«Не может быть сомнения в его добросовестном отношении к своим служебным обязанностям: свидетельством этому является его выдвижение на ответственный пост управляющего союзным трестом, — уверяли авторы. — Не исключено, — допускали они, — что в своей служебной деятельности тов. Филиппов мог иметь серьезные промахи, способствовавшие возможности преступных действий со стороны подчиненных ему лиц. («Боровца топят, — мелькнуло у Пантюхова. — Приносят в жертву барана.») Однако мы не допускаем преднамеренности с его стороны в этом. И, тем более, не допускаем даже мысли о возможности сознательного соучастия его в преступлении.

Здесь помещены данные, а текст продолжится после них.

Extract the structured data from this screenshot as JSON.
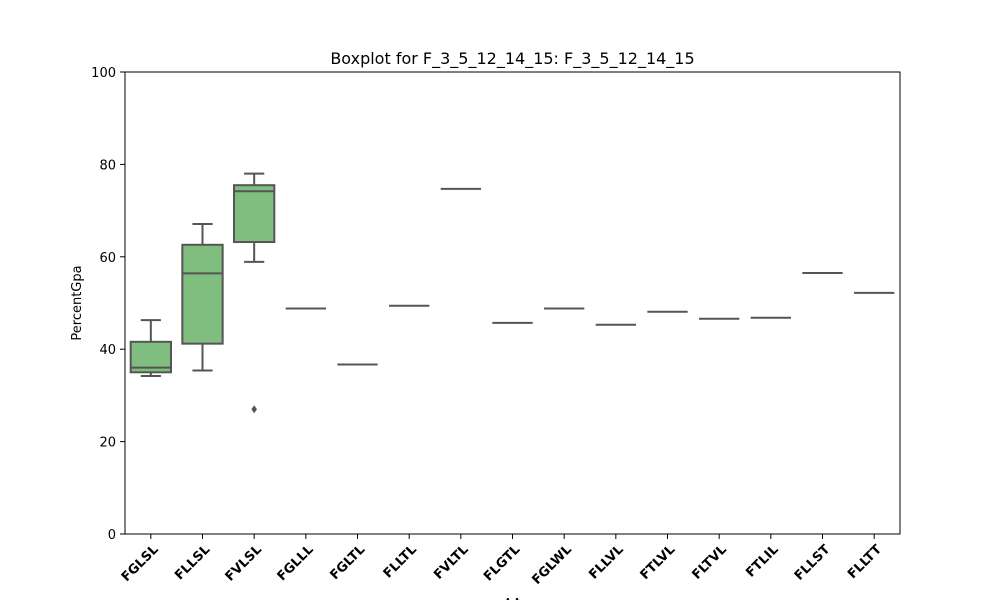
{
  "chart_data": {
    "type": "box",
    "title": "Boxplot for F_3_5_12_14_15: F_3_5_12_14_15",
    "xlabel": "AA",
    "ylabel": "PercentGpa",
    "ylim": [
      0,
      100
    ],
    "yticks": [
      0,
      20,
      40,
      60,
      80,
      100
    ],
    "grid": false,
    "colors": {
      "box_fill": "#7fbe7f",
      "line": "#555555",
      "axis": "#000000"
    },
    "categories": [
      "FGLSL",
      "FLLSL",
      "FVLSL",
      "FGLLL",
      "FGLTL",
      "FLLTL",
      "FVLTL",
      "FLGTL",
      "FGLWL",
      "FLLVL",
      "FTLVL",
      "FLTVL",
      "FTLIL",
      "FLLST",
      "FLLTT"
    ],
    "boxes": [
      {
        "min": 34.2,
        "q1": 35.0,
        "median": 36.0,
        "q3": 41.6,
        "max": 46.3,
        "outliers": []
      },
      {
        "min": 35.4,
        "q1": 41.2,
        "median": 56.4,
        "q3": 62.6,
        "max": 67.1,
        "outliers": []
      },
      {
        "min": 58.9,
        "q1": 63.2,
        "median": 74.2,
        "q3": 75.5,
        "max": 78.0,
        "outliers": [
          27.0
        ]
      },
      {
        "min": 48.8,
        "q1": 48.8,
        "median": 48.8,
        "q3": 48.8,
        "max": 48.8,
        "outliers": []
      },
      {
        "min": 36.7,
        "q1": 36.7,
        "median": 36.7,
        "q3": 36.7,
        "max": 36.7,
        "outliers": []
      },
      {
        "min": 49.4,
        "q1": 49.4,
        "median": 49.4,
        "q3": 49.4,
        "max": 49.4,
        "outliers": []
      },
      {
        "min": 74.7,
        "q1": 74.7,
        "median": 74.7,
        "q3": 74.7,
        "max": 74.7,
        "outliers": []
      },
      {
        "min": 45.7,
        "q1": 45.7,
        "median": 45.7,
        "q3": 45.7,
        "max": 45.7,
        "outliers": []
      },
      {
        "min": 48.8,
        "q1": 48.8,
        "median": 48.8,
        "q3": 48.8,
        "max": 48.8,
        "outliers": []
      },
      {
        "min": 45.3,
        "q1": 45.3,
        "median": 45.3,
        "q3": 45.3,
        "max": 45.3,
        "outliers": []
      },
      {
        "min": 48.1,
        "q1": 48.1,
        "median": 48.1,
        "q3": 48.1,
        "max": 48.1,
        "outliers": []
      },
      {
        "min": 46.6,
        "q1": 46.6,
        "median": 46.6,
        "q3": 46.6,
        "max": 46.6,
        "outliers": []
      },
      {
        "min": 46.8,
        "q1": 46.8,
        "median": 46.8,
        "q3": 46.8,
        "max": 46.8,
        "outliers": []
      },
      {
        "min": 56.5,
        "q1": 56.5,
        "median": 56.5,
        "q3": 56.5,
        "max": 56.5,
        "outliers": []
      },
      {
        "min": 52.2,
        "q1": 52.2,
        "median": 52.2,
        "q3": 52.2,
        "max": 52.2,
        "outliers": []
      }
    ]
  }
}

Считаем, что Филиппов Степан Григорьевич не может быть социально опасным человеком для нашего общества и просим освободить его под денежный залог».
Над каждой отпечатанной фамилией поручателя стояла роспись. А через тире помещались, занимавшие по две, а то и по три строки, их громкие титулы с указанием московского адреса.
Стояли последние февральские денечки. В Новосибирск пришла, ворвалась весна. На залитых ярким весенним солнцем рекламных киноафишах, вывешенных на боковой стене здания областной прокуратуры, весело чирикали отогревшиеся воробьи.
Выйдя из прокуратуры (его вызывал для очередной пропесочки Гинзбург), Пантюхов невольно задержался взглядом на киноафише: шел новый широкоформатный фильм «Освобождение». Он любил военные фильмы. С огромным удовольствием сходил бы и на этот, но... ему сейчас не до фильма, не до скачущих по согреваемой солнцем земле воробьев и, честно говоря, вообще не до весны. На душе было пасмурно и слякотно, одно слово — осень.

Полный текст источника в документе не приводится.